I think you're missing the central point, which is that computation is observer relative. Anything can be interpreted as a computational process.

Searle: "Thus for example the wall behind my back is right now implementing the Wordstar program, because there is some pattern of molecule movements which is isomorphic with the formal structure of Wordstar. But if the wall is implementing Wordstar then if it is a big enough wall it is implementing any program, including any program implemented in the brain."

That's why Searle asks "who is the user?" At some point things have to stop being observer relative and have an intrinsic meaning or essence of their own.

> Got one: the brain!

That's circular reasoning. The point is that qualia are not something which, in principle, can be the subject of computation. There is no way to represent the fullness of sensation itself, like the redness of red or the softness of silk, as information. So how can our brains be "computing" it?

happythomist | 5 years ago | on: Superintelligence cannot be contained: Lessons from Computability Theory

I don't think you can say that life is built on computational processes unless you use a definition of "computation" that is so vague and all-encompassing that it becomes effectively meaningless.

The Wikipedia definition of "computation" is "any type of calculation that includes both arithmetical and non-arithmetical steps and which follows a well-defined model". But this only makes sense in the context of a designer or observer external to the computation who can identify what that model is and thereby make sense of the output. So you can't say that brain processes are computational, much less life itself, without committing some variation of the homunculus fallacy.

John Searle (famously known for his Chinese Room thought experiment) made this argument in a paper called "Is the Brain a Digital Computer?" [1] He points out that "if we are to suppose that the brain is a digital computer, we are still faced with the question 'And who is the user?'"

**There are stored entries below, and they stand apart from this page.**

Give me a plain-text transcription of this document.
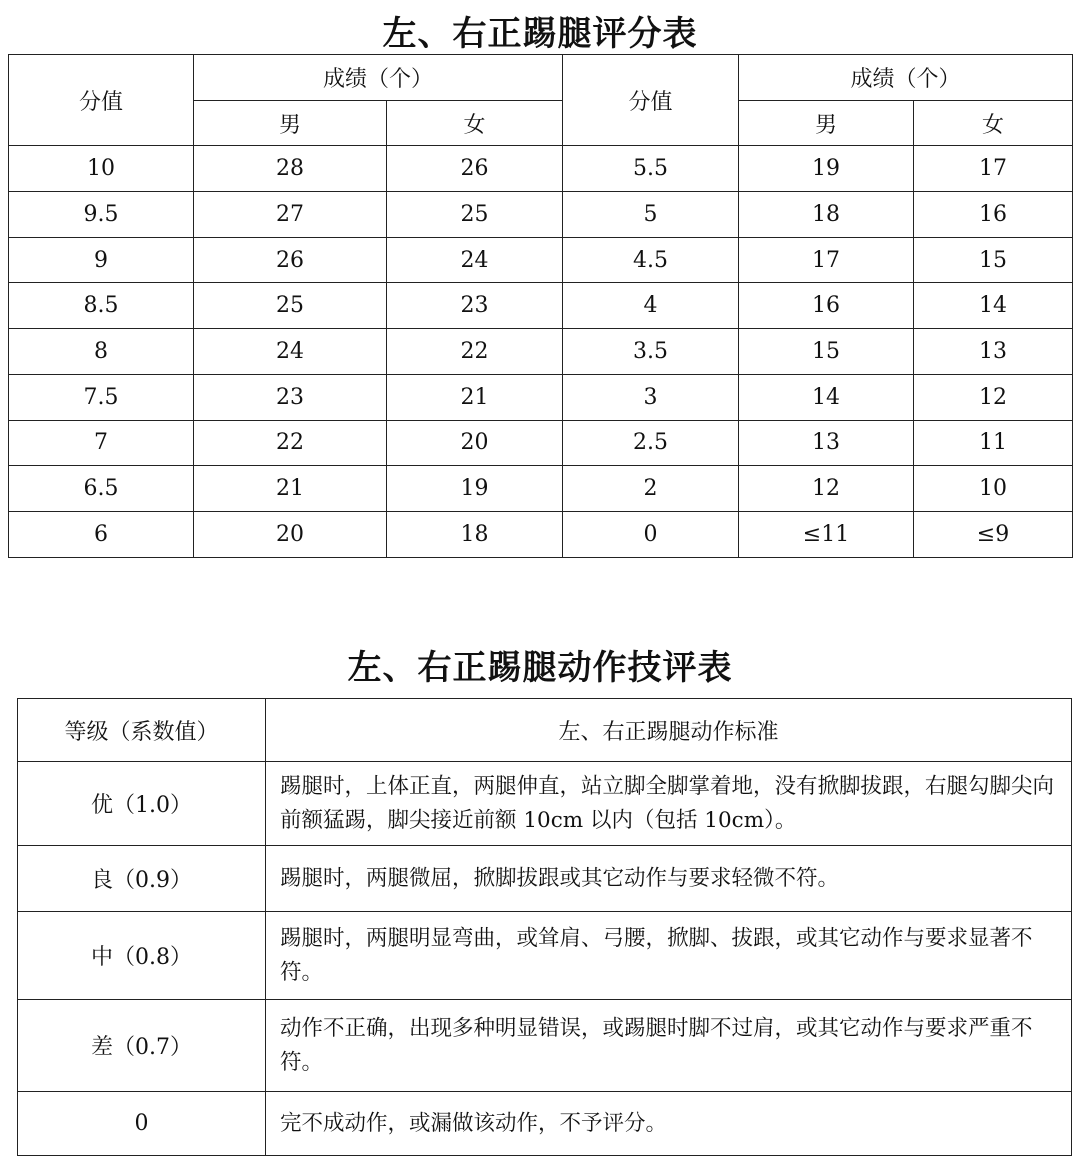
左、右正踢腿评分表
分值	成绩（个）		分值	成绩（个）	
	男	女		男	女
10	28	26	5.5	19	17
9.5	27	25	5	18	16
9	26	24	4.5	17	15
8.5	25	23	4	16	14
8	24	22	3.5	15	13
7.5	23	21	3	14	12
7	22	20	2.5	13	11
6.5	21	19	2	12	10
6	20	18	0	≤11	≤9
左、右正踢腿动作技评表
等级（系数值）	左、右正踢腿动作标准
优（1.0）	踢腿时，上体正直，两腿伸直，站立脚全脚掌着地，没有掀脚拔跟，右腿勾脚尖向前额猛踢，脚尖接近前额 10cm 以内（包括 10cm）。
良（0.9）	踢腿时，两腿微屈，掀脚拔跟或其它动作与要求轻微不符。
中（0.8）	踢腿时，两腿明显弯曲，或耸肩、弓腰，掀脚、拔跟，或其它动作与要求显著不符。
差（0.7）	动作不正确，出现多种明显错误，或踢腿时脚不过肩，或其它动作与要求严重不符。
0	完不成动作，或漏做该动作，不予评分。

A related problem is qualia. There is no computational process that will produce the sensations of colour or sound or touch. At best you will have some representation that requires having actually experienced those sensations to understand it. So a computational process cannot be the basis of or an explanation for those sensations, and therefore consciousness generally.

[1] https://philosophy.as.uky.edu/sites/default/files/Is%20the%2...

happythomist | 5 years ago | on: Superintelligence cannot be contained: Lessons from Computability Theory

> It's not even clear exactly how our brains work so its hard to imagine that they couldn't be implemented with a sufficiently powerful computer...

Not commenting on what OP said, but I don't think this is correct. Even in principle, how can any computational process produce conscious experiences, which are by nature subjective and unquantifiable?

happythomist | 5 years ago | on: Parler drops offline after Amazon pulls support

> Not only is this scenario 1000x worse for freedom than the very very worst that Amazon could do, it's also far more likely at the moment.

Politically motivated refusal of service by Amazon or other Silicon Valley firms is at least an order of magnitude more likely than any coup by the US military, much less a Trumpist one.

happythomist | 5 years ago | on: Rust 1.47

I believe it's similar to "constexpr" in C++ -- it means those functions can now be evaluated at compile time.